= Exercise-induced laryngeal obstruction =

Laryngeal narrowing during exercise

Exercise-induced laryngeal obstruction (EILO) is a transient, reversible narrowing of the larynx during high-intensity exercise. This acts to impair airflow and cause shortness of breath, stridor, and often discomfort in the throat and upper chest. EILO is a prevalent cause of breathing difficulties in young athletic individuals, but is often misdiagnosed as asthma or exercise-induced bronchoconstriction.

==Causes==
EILO may arise because of a relative mechanical 'insufficiency' of the laryngeal structures that should act to maintain glottic patency.
It has been proposed that a narrowing at the laryngeal inlet during the state of high airflow (e.g., when running fast) can cause a pressure drop across the larynx, which then pulls' the laryngeal structures together. The Bernoulli principle states that increasing airflow through a tube creates increasing negative pressures within that tube.
Complex neuromuscular functioning is required to maintain laryngeal opening and allow the larynx to achieve many tasks (i.e., speaking, airway protection, swallowing). Thus, EILO may also arise as a form of neuromuscular failure.

A small heredity study indicated that an autosomal dominant model of inheritance with variable expressivity and reduced penetrance in males may be relevant, because in ten families studied, there was at least one affected person in every generation in which both parents were examined.

Further work is needed to determine if structural deficiencies in the laryngeal tissue of individuals with EILO are present.

==Mechanism==
A narrowing of the supraglottic structures of the larynx typically causes EILO. In severe cases, these structures, called arytenoids, can almost completely close the laryngeal inlet.

In fewer cases, the glottic (i.e., vocal cord) structures close together,, typically during exercise-induced vocal-cord dysfunction.

EILO develops during intense exercise, and closure develops as exercise becomes more intense.

Closure of the voice box during exercise causes increased 'loading' on the breathing system, and the respiratory muscles must work much harder.

==Epidemiology==
The prevalence of EILO in adolescents and young adults appears to be 5–7% in northern Europe, with some indication that EILO may be more prevalent in highly trained athletes.

Some, but not all, studies report a higher female prevalence. Thus, in a study of 94 patients diagnosed using the CLE test, the average age was ~15 years, and 68% were female.
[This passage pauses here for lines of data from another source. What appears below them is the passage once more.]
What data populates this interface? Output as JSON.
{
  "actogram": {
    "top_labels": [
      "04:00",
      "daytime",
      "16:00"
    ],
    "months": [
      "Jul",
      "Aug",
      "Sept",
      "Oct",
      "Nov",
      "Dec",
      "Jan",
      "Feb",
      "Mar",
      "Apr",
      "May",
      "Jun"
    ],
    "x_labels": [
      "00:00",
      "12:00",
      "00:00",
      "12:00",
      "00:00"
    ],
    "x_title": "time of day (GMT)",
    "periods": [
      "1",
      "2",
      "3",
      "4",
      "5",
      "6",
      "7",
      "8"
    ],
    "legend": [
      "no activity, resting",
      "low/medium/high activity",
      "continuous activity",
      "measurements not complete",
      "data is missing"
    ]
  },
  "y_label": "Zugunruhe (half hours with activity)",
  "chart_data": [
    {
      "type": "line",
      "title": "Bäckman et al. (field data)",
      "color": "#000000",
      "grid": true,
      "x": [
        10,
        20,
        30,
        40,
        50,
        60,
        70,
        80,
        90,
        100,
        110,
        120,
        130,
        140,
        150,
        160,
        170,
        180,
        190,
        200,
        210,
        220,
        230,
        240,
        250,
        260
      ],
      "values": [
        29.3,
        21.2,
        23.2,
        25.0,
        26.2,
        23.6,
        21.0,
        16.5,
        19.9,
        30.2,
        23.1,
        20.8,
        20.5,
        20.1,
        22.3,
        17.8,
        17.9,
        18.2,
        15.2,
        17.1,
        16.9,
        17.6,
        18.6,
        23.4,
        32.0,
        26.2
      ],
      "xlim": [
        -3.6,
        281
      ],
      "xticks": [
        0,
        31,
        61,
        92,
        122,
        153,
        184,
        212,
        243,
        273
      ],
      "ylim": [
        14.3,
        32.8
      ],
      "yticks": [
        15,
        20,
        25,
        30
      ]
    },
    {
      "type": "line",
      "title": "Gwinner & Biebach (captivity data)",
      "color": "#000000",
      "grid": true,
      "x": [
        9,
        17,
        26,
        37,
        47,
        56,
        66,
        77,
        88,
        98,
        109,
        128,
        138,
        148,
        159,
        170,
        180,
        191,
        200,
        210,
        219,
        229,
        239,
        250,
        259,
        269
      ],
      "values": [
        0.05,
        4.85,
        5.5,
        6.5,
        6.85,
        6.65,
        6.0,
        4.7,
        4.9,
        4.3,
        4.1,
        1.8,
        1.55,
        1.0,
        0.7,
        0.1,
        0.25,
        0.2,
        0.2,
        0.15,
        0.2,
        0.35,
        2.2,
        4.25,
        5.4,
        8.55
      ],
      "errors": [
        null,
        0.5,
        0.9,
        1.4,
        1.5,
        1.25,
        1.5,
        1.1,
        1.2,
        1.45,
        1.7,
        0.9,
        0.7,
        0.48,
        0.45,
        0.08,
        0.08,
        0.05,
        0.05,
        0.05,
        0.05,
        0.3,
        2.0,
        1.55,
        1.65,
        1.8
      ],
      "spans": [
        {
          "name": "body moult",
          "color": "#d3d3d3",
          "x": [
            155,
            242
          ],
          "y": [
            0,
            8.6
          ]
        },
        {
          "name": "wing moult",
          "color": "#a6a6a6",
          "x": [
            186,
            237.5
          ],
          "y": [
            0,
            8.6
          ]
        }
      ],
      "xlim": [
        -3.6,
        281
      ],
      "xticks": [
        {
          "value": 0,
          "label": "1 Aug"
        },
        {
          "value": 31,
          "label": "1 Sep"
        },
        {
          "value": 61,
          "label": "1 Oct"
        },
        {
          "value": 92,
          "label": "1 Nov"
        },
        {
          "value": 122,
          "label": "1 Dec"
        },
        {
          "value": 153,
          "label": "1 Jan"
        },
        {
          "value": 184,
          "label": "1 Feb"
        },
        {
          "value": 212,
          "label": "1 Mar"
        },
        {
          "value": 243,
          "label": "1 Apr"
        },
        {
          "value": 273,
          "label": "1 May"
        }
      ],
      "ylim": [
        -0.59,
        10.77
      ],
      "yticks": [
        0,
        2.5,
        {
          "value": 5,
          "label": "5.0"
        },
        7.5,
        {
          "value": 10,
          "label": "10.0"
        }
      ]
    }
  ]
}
EILO appears to be a highly prevalent cause of cough and wheeze in athletic individuals and can co-exist with EIB. In one study, of almost 90 athletes with unexplained respiratory symptoms, EILO was present in approximately 30% of athletes, whilst EILO and EIB co-existed in one in ten.
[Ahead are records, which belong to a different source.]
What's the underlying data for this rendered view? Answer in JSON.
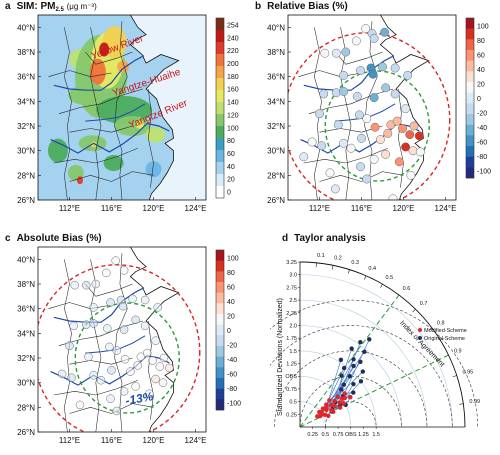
{
  "panels": {
    "a": {
      "label": "a",
      "title_prefix": "SIM: PM",
      "title_sub": "2.5",
      "title_unit": "(μg m⁻³)"
    },
    "b": {
      "label": "b",
      "title": "Relative Bias (%)"
    },
    "c": {
      "label": "c",
      "title": "Absolute Bias (%)"
    },
    "d": {
      "label": "d",
      "title": "Taylor analysis"
    }
  },
  "map_axes": {
    "lat_ticks": [
      "40°N",
      "38°N",
      "36°N",
      "34°N",
      "32°N",
      "30°N",
      "28°N",
      "26°N"
    ],
    "lon_ticks": [
      "112°E",
      "116°E",
      "120°E",
      "124°E"
    ]
  },
  "region_labels": [
    "Yellow River",
    "Yangtze-Huaihe",
    "Yangtze River"
  ],
  "annotation_c": "-13%",
  "colorbars": {
    "a": {
      "ticks": [
        "254",
        "240",
        "220",
        "200",
        "180",
        "160",
        "140",
        "120",
        "100",
        "80",
        "60",
        "40",
        "20",
        "0"
      ],
      "colors": [
        "#7a2d14",
        "#c2181a",
        "#e23a2a",
        "#f0733c",
        "#f5a34a",
        "#f3d04f",
        "#e6ea62",
        "#bfe070",
        "#86c86a",
        "#4dad5d",
        "#3a9ec2",
        "#6bb5e3",
        "#a4d2ef",
        "#d7ebf8",
        "#ffffff"
      ]
    },
    "bc": {
      "ticks": [
        "100",
        "80",
        "60",
        "40",
        "20",
        "0",
        "-20",
        "-40",
        "-60",
        "-80",
        "-100"
      ],
      "colors": [
        "#a5141f",
        "#d7301f",
        "#ef6548",
        "#fc9272",
        "#fcbba1",
        "#fee0d2",
        "#f7f7f7",
        "#deebf7",
        "#c6dbef",
        "#9ecae1",
        "#6baed6",
        "#4292c6",
        "#2171b5",
        "#1c3f9a",
        "#252a7a"
      ]
    }
  },
  "chart_data": [
    {
      "type": "heatmap",
      "panel": "a",
      "title": "SIM: PM2.5 (μg m⁻³)",
      "xlabel": "",
      "ylabel": "",
      "xlim": [
        109,
        125
      ],
      "ylim": [
        26,
        41
      ],
      "colorbar_range": [
        0,
        254
      ]
    },
    {
      "type": "scatter",
      "panel": "b",
      "title": "Relative Bias (%)",
      "xlim": [
        109,
        125
      ],
      "ylim": [
        26,
        41
      ],
      "colorbar_range": [
        -100,
        100
      ],
      "points": [
        [
          117.0,
          39.5,
          -10
        ],
        [
          116.4,
          39.9,
          20
        ],
        [
          114.5,
          38.0,
          -30
        ],
        [
          115.5,
          38.9,
          10
        ],
        [
          113.6,
          37.9,
          -5
        ],
        [
          112.5,
          37.9,
          10
        ],
        [
          117.2,
          39.1,
          -20
        ],
        [
          118.2,
          39.6,
          -40
        ],
        [
          116.9,
          36.7,
          -50
        ],
        [
          118.0,
          36.8,
          -30
        ],
        [
          119.2,
          36.7,
          -20
        ],
        [
          120.4,
          36.1,
          -10
        ],
        [
          117.1,
          36.2,
          -60
        ],
        [
          115.9,
          36.5,
          -20
        ],
        [
          114.3,
          36.1,
          -10
        ],
        [
          113.6,
          34.7,
          -20
        ],
        [
          112.4,
          34.6,
          -15
        ],
        [
          114.3,
          34.8,
          -30
        ],
        [
          115.6,
          34.4,
          -20
        ],
        [
          117.2,
          34.3,
          -40
        ],
        [
          118.3,
          35.1,
          -30
        ],
        [
          119.2,
          34.6,
          -10
        ],
        [
          120.2,
          33.4,
          -5
        ],
        [
          118.8,
          32.1,
          40
        ],
        [
          117.3,
          31.9,
          60
        ],
        [
          116.5,
          32.6,
          20
        ],
        [
          115.8,
          32.9,
          -10
        ],
        [
          114.3,
          30.6,
          5
        ],
        [
          112.2,
          30.4,
          -20
        ],
        [
          111.3,
          30.7,
          10
        ],
        [
          113.0,
          28.2,
          20
        ],
        [
          115.9,
          28.7,
          -10
        ],
        [
          117.2,
          29.3,
          15
        ],
        [
          118.3,
          29.7,
          30
        ],
        [
          119.6,
          29.1,
          60
        ],
        [
          120.2,
          30.3,
          80
        ],
        [
          121.5,
          31.2,
          90
        ],
        [
          120.6,
          31.3,
          70
        ],
        [
          119.9,
          31.8,
          60
        ],
        [
          119.4,
          32.4,
          40
        ],
        [
          121.0,
          32.0,
          50
        ],
        [
          120.9,
          30.0,
          30
        ],
        [
          119.0,
          26.1,
          10
        ],
        [
          116.5,
          27.7,
          -10
        ],
        [
          113.5,
          26.9,
          0
        ],
        [
          121.6,
          29.9,
          20
        ],
        [
          120.7,
          28.0,
          10
        ],
        [
          112.0,
          33.0,
          -20
        ],
        [
          113.8,
          32.1,
          -10
        ],
        [
          110.5,
          29.5,
          0
        ],
        [
          110.3,
          25.3,
          5
        ],
        [
          118.5,
          31.4,
          50
        ],
        [
          117.8,
          30.9,
          30
        ],
        [
          115.0,
          30.2,
          10
        ],
        [
          116.0,
          31.0,
          -20
        ]
      ]
    },
    {
      "type": "scatter",
      "panel": "c",
      "title": "Absolute Bias (%)",
      "xlim": [
        109,
        125
      ],
      "ylim": [
        26,
        41
      ],
      "colorbar_range": [
        -100,
        100
      ],
      "points": [
        [
          116.4,
          39.9,
          10
        ],
        [
          117.2,
          39.1,
          15
        ],
        [
          115.5,
          38.9,
          10
        ],
        [
          114.5,
          38.0,
          -5
        ],
        [
          113.6,
          37.9,
          -10
        ],
        [
          112.5,
          37.9,
          5
        ],
        [
          116.9,
          36.7,
          -10
        ],
        [
          118.0,
          36.8,
          -5
        ],
        [
          119.2,
          36.7,
          5
        ],
        [
          120.4,
          36.1,
          0
        ],
        [
          117.1,
          36.2,
          -15
        ],
        [
          115.9,
          36.5,
          -10
        ],
        [
          114.3,
          36.1,
          -5
        ],
        [
          113.6,
          34.7,
          -10
        ],
        [
          112.4,
          34.6,
          -5
        ],
        [
          114.3,
          34.8,
          -15
        ],
        [
          115.6,
          34.4,
          -5
        ],
        [
          117.2,
          34.3,
          -20
        ],
        [
          118.3,
          35.1,
          -10
        ],
        [
          119.2,
          34.6,
          -5
        ],
        [
          120.2,
          33.4,
          0
        ],
        [
          118.8,
          32.1,
          10
        ],
        [
          117.3,
          31.9,
          20
        ],
        [
          116.5,
          32.6,
          5
        ],
        [
          115.8,
          32.9,
          -5
        ],
        [
          114.3,
          30.6,
          5
        ],
        [
          112.2,
          30.4,
          -10
        ],
        [
          111.3,
          30.7,
          5
        ],
        [
          113.0,
          28.2,
          10
        ],
        [
          115.9,
          28.7,
          -5
        ],
        [
          117.2,
          29.3,
          5
        ],
        [
          118.3,
          29.7,
          10
        ],
        [
          119.6,
          29.1,
          20
        ],
        [
          120.2,
          30.3,
          25
        ],
        [
          121.5,
          31.2,
          30
        ],
        [
          120.6,
          31.3,
          20
        ],
        [
          119.9,
          31.8,
          15
        ],
        [
          119.4,
          32.4,
          10
        ],
        [
          121.0,
          32.0,
          15
        ],
        [
          120.9,
          30.0,
          10
        ],
        [
          116.5,
          27.7,
          -5
        ],
        [
          112.0,
          33.0,
          -10
        ],
        [
          113.8,
          32.1,
          -5
        ],
        [
          118.5,
          31.4,
          15
        ],
        [
          117.8,
          30.9,
          10
        ],
        [
          115.0,
          30.2,
          5
        ],
        [
          116.0,
          31.0,
          -10
        ]
      ]
    },
    {
      "type": "scatter",
      "panel": "d",
      "title": "Taylor analysis",
      "ylabel": "Standardized Deviations (Normalized)",
      "arc_label": "Index of Agreement",
      "std_ticks": [
        "0.25",
        "0.5",
        "0.75",
        "OBS",
        "1.25",
        "1.5",
        "1.75",
        "2.0",
        "2.25",
        "2.5",
        "2.75",
        "3.0",
        "3.25"
      ],
      "corr_ticks": [
        "0.1",
        "0.2",
        "0.3",
        "0.4",
        "0.5",
        "0.6",
        "0.7",
        "0.8",
        "0.9",
        "0.95",
        "0.99"
      ],
      "series": [
        {
          "name": "Modified-Scheme",
          "color": "#e0262a",
          "points": [
            [
              0.5,
              0.86
            ],
            [
              0.62,
              0.84
            ],
            [
              0.7,
              0.88
            ],
            [
              0.55,
              0.9
            ],
            [
              0.8,
              0.86
            ],
            [
              0.92,
              0.85
            ],
            [
              0.45,
              0.88
            ],
            [
              0.65,
              0.8
            ],
            [
              0.75,
              0.82
            ],
            [
              0.58,
              0.78
            ],
            [
              0.85,
              0.8
            ],
            [
              1.0,
              0.83
            ],
            [
              0.68,
              0.76
            ],
            [
              0.4,
              0.85
            ],
            [
              0.95,
              0.78
            ],
            [
              1.05,
              0.84
            ],
            [
              0.52,
              0.82
            ],
            [
              0.72,
              0.91
            ],
            [
              0.88,
              0.9
            ],
            [
              0.6,
              0.93
            ],
            [
              1.1,
              0.8
            ],
            [
              0.48,
              0.79
            ],
            [
              0.78,
              0.74
            ],
            [
              0.98,
              0.88
            ],
            [
              1.15,
              0.86
            ]
          ]
        },
        {
          "name": "Original-Scheme",
          "color": "#1c2e5c",
          "points": [
            [
              1.45,
              0.6
            ],
            [
              1.7,
              0.62
            ],
            [
              1.85,
              0.55
            ],
            [
              1.6,
              0.66
            ],
            [
              2.05,
              0.58
            ],
            [
              1.3,
              0.63
            ],
            [
              1.95,
              0.65
            ],
            [
              1.55,
              0.52
            ],
            [
              1.75,
              0.68
            ],
            [
              1.4,
              0.7
            ],
            [
              1.2,
              0.72
            ],
            [
              2.2,
              0.62
            ],
            [
              1.1,
              0.74
            ],
            [
              1.65,
              0.75
            ],
            [
              0.95,
              0.78
            ],
            [
              1.35,
              0.78
            ],
            [
              0.85,
              0.82
            ],
            [
              1.5,
              0.8
            ],
            [
              1.05,
              0.81
            ],
            [
              0.75,
              0.86
            ],
            [
              1.25,
              0.84
            ],
            [
              0.9,
              0.88
            ],
            [
              1.15,
              0.86
            ],
            [
              0.7,
              0.9
            ],
            [
              1.0,
              0.9
            ]
          ]
        }
      ]
    }
  ]
}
This condition can co-exist with other conditions, including severe asthma.

== Clinical features ==
- Key clinical features often include:
  - Difficulty 'catching a breath'
  - Wheeze or whistling sound; typically when breathing in while exercising hard.
  - Throat or upper chest discomfort
- Symptoms often start to improve from the time of exercise cessation / reducing exercise intensity.
- No improvement with standard asthma medication (e.g., salbutamol, albuterol).

==Diagnosis==

The gold standard for diagnosing EILO is continuous laryngoscopy during exercise tests (CLE-tests). This test involves the placement of a flexible laryngoscope via the nostril, which is then secured in place and held with headgear. It allows continuous visualization of the laryngeal aperture during exercise.
The CLE test can be used during indoor treadmill or cycle-ergometer exercise, while rowing or swimming or exercising outdoors.

The examiner visually evaluates the patient's relative change of the laryngeal inlet throughout the CLE-test. One standard grading system uses four steps (0-3) on the glottic and supraglottic levels, respectively. Grades 0-1 are considered normal, whereas grades 2-3 on either or both levels are consistent with EILO.
There is a need to identify other less invasive means of making a secure diagnosis.

== Treatment ==

The current mainstay of treatment is therapy-based. Specialist breathing techniques, most commonly termed biphasic breathing techniques or EILOBI, are recommended to reduce turbulent inspiratory airflow and thus reduce the chance of laryngeal closure.

Direct laryngeal visualization during exercise to deliver biofeedback has been employed with success.

The place of inspiratory muscle training (IMT) is yet to be defined in EILO therapy.

Surgical treatment with supraglottoplasty has also been utilized with success.

Avoiding unnecessary treatment with asthma inhalers is important.